Poco tardaron esos labios fogosos en emprender una caminata lenta por mi torso hasta el pecho izquierdo. Yo estiraba el cuello al sentir cómo jugaba con el pezón, lamiéndolo y succionándolo hasta dejarlo brillante. Más abajo, luego, también me hizo brillar.
En menos de cinco minutos me dejó el cuerpo lleno de marcas. Algunas eran demasiado visibles, lo suficiente como para tener que taparlas después con un pañuelo en el cuello. Qué infantil es, pensaba dejándome llevar por ella. Nunca había hecho eso, marcarme como un animal en un lugar tan visible. Solía hacerlo en otros donde solo ella gozaba de la vista y donde el uniforme se encargaba a la perfección de protegerme de la vergüenza. Pero esto... ¿Esa era una de sus tantas formas de decirme "Te amo"? Más bien parecía estar marcando territorio.
La escucho reír por lo bajo entre mis piernas. Estuvo a punto de caerse del sofá.
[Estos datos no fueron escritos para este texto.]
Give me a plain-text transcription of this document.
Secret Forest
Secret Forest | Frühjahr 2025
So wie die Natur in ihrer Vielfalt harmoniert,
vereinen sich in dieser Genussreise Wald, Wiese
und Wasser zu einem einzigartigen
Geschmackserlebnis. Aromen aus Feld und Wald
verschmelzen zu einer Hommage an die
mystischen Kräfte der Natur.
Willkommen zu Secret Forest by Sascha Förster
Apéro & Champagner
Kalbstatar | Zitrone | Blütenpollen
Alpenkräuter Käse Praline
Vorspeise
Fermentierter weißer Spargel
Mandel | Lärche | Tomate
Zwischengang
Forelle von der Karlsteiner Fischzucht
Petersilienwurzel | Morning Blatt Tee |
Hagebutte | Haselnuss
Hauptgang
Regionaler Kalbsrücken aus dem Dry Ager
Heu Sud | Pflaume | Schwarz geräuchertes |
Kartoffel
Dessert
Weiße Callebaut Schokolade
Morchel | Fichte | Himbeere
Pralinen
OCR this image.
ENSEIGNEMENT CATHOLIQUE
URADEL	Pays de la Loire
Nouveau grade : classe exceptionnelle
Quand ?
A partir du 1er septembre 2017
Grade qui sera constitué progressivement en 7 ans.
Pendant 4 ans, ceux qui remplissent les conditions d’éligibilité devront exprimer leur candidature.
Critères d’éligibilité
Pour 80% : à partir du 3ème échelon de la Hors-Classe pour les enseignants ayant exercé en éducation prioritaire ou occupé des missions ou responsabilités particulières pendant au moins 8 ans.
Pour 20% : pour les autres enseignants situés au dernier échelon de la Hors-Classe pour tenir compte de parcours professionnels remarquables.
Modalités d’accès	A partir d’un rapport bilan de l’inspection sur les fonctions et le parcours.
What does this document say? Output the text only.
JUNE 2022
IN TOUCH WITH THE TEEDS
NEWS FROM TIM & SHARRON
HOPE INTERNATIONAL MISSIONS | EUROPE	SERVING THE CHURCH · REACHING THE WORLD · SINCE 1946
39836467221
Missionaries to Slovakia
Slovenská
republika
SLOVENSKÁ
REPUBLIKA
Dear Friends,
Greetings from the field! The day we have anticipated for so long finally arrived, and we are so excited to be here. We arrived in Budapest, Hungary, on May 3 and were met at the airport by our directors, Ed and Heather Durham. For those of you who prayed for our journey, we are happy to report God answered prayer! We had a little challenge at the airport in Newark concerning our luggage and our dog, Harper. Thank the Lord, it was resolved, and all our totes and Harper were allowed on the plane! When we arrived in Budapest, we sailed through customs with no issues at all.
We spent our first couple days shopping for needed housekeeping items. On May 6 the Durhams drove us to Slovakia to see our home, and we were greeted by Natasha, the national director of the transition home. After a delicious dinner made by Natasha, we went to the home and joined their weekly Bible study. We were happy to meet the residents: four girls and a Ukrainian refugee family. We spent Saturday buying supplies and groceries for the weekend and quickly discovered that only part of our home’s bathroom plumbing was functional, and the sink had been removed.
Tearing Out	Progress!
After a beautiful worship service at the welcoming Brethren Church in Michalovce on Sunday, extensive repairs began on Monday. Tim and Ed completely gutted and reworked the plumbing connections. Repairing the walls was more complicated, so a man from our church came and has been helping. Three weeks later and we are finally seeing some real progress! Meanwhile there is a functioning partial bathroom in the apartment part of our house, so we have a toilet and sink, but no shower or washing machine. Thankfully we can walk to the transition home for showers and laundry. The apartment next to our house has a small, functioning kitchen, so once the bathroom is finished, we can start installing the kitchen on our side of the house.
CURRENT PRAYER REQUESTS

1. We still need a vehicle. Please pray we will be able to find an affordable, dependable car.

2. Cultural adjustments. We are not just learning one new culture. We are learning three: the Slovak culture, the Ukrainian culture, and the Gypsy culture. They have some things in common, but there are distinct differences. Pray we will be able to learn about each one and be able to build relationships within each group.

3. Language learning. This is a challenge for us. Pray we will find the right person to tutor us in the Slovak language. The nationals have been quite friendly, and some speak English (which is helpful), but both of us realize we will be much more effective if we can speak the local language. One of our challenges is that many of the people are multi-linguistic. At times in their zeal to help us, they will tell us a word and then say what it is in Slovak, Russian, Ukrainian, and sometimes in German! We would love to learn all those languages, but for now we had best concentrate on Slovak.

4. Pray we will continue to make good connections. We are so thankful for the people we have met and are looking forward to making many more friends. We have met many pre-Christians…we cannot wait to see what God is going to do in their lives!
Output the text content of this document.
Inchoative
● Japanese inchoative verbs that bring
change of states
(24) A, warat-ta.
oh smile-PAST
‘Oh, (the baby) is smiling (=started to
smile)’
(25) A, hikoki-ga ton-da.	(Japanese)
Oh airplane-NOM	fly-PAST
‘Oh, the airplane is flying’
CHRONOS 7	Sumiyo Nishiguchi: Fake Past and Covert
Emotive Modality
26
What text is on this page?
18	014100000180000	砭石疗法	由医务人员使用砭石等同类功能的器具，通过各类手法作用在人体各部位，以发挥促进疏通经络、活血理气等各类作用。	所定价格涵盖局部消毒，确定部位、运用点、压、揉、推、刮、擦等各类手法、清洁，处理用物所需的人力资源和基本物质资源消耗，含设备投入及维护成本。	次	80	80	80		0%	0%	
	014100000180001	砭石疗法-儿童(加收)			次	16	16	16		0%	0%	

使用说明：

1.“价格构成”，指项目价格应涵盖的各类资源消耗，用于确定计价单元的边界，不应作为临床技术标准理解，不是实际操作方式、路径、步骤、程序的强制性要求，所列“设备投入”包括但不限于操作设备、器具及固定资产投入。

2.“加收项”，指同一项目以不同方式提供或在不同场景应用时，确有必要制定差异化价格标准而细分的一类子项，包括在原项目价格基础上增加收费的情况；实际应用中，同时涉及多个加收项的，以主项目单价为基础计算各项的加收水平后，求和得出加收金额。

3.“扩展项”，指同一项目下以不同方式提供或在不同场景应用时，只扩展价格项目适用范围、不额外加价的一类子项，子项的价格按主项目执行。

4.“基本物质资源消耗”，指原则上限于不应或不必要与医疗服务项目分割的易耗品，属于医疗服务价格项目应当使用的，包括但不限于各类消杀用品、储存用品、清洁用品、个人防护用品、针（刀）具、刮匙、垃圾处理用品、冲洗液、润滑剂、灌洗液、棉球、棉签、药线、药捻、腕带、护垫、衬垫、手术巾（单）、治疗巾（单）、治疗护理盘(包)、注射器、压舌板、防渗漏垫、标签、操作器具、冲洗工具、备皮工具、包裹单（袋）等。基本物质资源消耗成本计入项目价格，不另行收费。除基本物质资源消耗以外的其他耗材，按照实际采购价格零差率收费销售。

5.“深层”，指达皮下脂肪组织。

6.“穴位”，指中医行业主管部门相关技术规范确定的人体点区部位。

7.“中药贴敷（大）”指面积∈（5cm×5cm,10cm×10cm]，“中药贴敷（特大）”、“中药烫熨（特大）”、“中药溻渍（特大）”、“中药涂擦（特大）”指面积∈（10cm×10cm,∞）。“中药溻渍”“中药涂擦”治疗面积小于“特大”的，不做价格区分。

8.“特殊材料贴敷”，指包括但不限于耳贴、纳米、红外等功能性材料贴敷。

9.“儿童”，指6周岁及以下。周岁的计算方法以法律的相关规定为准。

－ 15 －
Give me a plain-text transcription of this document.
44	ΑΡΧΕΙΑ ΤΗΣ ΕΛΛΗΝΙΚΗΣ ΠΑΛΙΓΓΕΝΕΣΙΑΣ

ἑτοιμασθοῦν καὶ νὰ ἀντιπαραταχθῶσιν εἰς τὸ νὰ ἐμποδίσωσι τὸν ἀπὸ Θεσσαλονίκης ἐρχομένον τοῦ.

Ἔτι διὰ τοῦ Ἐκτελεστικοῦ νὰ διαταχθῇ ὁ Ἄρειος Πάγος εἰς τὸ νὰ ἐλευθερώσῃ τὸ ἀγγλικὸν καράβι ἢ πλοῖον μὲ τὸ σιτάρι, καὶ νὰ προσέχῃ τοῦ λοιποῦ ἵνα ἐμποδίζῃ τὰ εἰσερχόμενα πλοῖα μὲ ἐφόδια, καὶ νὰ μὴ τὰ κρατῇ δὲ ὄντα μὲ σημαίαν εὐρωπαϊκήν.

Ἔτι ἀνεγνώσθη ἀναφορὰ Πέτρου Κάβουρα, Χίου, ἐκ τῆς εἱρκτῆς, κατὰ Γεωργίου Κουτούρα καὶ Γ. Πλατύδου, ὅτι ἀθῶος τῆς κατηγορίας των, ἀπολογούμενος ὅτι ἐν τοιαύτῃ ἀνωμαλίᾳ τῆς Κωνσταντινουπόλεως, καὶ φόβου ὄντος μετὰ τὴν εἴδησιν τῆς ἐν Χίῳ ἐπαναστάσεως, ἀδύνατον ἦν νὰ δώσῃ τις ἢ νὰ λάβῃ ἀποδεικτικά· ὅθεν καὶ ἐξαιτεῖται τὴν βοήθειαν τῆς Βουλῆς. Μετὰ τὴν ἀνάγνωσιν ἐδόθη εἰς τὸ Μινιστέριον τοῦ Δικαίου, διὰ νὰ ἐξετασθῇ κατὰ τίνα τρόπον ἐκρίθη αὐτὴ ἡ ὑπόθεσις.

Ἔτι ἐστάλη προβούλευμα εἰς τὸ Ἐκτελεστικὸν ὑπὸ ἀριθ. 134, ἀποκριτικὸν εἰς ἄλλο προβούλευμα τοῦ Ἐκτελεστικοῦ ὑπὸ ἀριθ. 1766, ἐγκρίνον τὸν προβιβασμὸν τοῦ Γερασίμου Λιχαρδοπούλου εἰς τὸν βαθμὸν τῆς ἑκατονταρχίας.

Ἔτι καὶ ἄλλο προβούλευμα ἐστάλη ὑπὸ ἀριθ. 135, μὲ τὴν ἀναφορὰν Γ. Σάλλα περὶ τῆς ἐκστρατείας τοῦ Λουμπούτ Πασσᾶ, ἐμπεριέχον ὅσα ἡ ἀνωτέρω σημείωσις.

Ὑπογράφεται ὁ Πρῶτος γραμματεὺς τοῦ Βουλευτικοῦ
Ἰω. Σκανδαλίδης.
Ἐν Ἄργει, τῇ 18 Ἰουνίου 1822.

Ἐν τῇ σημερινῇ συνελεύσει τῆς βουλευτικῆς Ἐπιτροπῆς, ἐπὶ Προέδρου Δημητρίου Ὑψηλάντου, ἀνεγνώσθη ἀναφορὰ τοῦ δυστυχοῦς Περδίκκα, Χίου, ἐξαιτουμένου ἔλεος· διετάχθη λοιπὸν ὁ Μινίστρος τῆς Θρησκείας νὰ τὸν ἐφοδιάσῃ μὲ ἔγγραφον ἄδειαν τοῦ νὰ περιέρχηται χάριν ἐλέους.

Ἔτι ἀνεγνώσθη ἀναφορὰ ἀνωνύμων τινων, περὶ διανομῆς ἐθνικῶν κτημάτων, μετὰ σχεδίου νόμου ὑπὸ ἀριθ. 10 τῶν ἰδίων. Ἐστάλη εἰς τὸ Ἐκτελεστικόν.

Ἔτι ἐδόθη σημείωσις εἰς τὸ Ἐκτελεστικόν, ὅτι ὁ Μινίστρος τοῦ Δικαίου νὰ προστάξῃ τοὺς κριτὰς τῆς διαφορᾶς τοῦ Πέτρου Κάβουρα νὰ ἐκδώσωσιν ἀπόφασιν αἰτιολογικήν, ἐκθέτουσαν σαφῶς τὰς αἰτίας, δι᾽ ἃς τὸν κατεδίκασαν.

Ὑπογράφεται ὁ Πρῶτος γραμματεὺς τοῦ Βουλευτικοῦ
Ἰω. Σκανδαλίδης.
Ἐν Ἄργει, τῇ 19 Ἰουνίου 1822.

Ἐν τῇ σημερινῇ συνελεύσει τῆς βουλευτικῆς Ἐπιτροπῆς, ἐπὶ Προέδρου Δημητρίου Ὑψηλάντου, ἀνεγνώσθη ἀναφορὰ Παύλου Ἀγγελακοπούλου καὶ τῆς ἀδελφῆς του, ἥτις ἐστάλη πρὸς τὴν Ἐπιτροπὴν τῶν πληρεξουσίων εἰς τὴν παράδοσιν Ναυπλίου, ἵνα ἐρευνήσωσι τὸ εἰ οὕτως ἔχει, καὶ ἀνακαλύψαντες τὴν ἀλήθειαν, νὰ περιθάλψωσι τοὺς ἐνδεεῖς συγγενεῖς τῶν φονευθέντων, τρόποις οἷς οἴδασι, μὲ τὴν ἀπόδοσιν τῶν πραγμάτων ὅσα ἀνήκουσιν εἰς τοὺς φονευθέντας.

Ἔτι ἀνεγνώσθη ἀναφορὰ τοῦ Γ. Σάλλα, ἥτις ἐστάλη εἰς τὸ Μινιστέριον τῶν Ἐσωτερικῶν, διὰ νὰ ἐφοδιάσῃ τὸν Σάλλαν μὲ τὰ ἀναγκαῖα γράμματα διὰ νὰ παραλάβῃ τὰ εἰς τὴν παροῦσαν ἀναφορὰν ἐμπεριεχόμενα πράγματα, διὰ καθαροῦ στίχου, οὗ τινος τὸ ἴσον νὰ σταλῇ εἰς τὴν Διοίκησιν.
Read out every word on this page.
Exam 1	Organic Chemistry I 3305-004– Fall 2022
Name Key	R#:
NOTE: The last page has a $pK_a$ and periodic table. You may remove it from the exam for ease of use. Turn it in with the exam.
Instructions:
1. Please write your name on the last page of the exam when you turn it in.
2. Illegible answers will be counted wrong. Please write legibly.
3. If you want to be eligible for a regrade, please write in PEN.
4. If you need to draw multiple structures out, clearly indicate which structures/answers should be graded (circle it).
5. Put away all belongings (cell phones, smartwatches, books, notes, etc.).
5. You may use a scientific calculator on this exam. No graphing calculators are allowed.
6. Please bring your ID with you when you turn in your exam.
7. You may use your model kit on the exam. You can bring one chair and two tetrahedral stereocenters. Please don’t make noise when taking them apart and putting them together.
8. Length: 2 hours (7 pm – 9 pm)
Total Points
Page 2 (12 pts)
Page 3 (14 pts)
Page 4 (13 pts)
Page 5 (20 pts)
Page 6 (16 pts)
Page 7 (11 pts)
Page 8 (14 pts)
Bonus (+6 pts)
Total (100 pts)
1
Yo también me veo tentada por ello, pero ella no me permite reírme. Cuando estoy a punto de hacerlo, incrusta los dientes en uno de mis muslos haciéndome soltar un quejidito en su lugar.
«De verdad..., qué infantil»
Contrario a lo salvaje que está siendo ahora mismo, no creo que ella sea consciente de lo romántica que fue antes, de lo mucho que aceleró mi corazón al decirme que ninguna frase refleja lo que siente por mí. Ella profesa aquel amor como si fuera uno inalcanzable, el más fuerte de todos. Y yo le creo. Porque nuestra relación es especial, siempre lo fue. Siempre fuimos la cura para la otra. La compañía mutua, desde el principio, actuó como una poción mágica. Era cuestión de tomarla para sentirnos desconectadas del caos que era la academia, su vida, mi vida, todo. En este despacho nosotras construimos nuestro propio mundo, y ahora se está expandiendo fuera de él. Hoy puedo decir que me siento en casa cuando estoy con ella. A gusto. Somos tal para cual.
Y al mismo tiempo somos totalmente diferentes.
La Kirari que ella me quiere mostrar… deseo conocerla ya. Aunque creo que ya la estoy conociendo.
Aquí, en el sofá del despacho, al asecho de ser emboscadas en cualquier momento, con ella riéndose sobre mí desnuda y usando mi coleta como un bigote, vi a la verdadera Kirari. Y resultó ser, ni más ni menos, que una niña.
Solo eso.
Una simple niña que quiere jugar y que, por mucho tiempo, se sintió sola e incomprendida.
La verdadera Kirari no era mi opuesto, era igual que yo.
Para opuestos ya existían la presidenta y su secretaria. Para iguales, existirían Kirari y Sayaka.